L'agriculture reste au cœur du débat. L'UE a exporté pour plus de 270 milliards de dollars de produits agricoles en 2024. De nombreux agriculteurs européens craignent que l'ouverture des marchés au bœuf, au soja et à d'autres produits sud-américains ne menace leurs moyens de subsistance. Les partisans de l'accord affirment qu'il permettrait aux entreprises d'économiser plus de 4 milliards de dollars par an en droits de douane et qu'il stimulerait les exportations de produits tels que le vin français et les produits pharmaceutiques allemands.
Pour répondre à ces préoccupations, Bruxelles a proposé de nouvelles protections pour les agriculteurs européens. Il s'agit notamment de réduire les charges administratives, de répartir plus équitablement les subventions entre les États membres et d'autoriser des enquêtes si les produits importés sont vendus à des prix nettement inférieurs à ceux des produits de l'Union européenne. La Commission prévoit également des contrôles plus stricts aux frontières afin de s'assurer que les importations respectent les réglementations européennes en matière de pesticides.

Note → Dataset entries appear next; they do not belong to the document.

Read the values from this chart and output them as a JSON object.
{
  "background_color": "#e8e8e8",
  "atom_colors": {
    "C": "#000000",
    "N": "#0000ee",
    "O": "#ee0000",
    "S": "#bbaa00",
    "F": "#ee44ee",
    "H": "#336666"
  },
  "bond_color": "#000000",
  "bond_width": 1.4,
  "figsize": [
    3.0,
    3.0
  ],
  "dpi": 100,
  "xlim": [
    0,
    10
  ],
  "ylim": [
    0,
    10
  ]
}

Malgré ces efforts, l'opposition reste forte parmi les syndicats d'agriculteurs et certains gouvernements nationaux. Des manifestations sont prévues à Bruxelles cette semaine, alors que les dirigeants européens se réunissent pour un sommet. Ces derniers mois, les agriculteurs ont organisé des barrages de tracteurs dans plusieurs capitales européennes pour protester contre ce qu'ils considèrent comme une concurrence déloyale de la part de l'étranger, un mouvement qui a gagné en importance politique avant les élections européennes de cette année.
Alors que les négociations se poursuivent, les partisans et les détracteurs de l'accord observent attentivement si l'Europe peut surmonter ses divisions internes et finaliser l'un de ses plus importants accords commerciaux avec l'Amérique du Sud.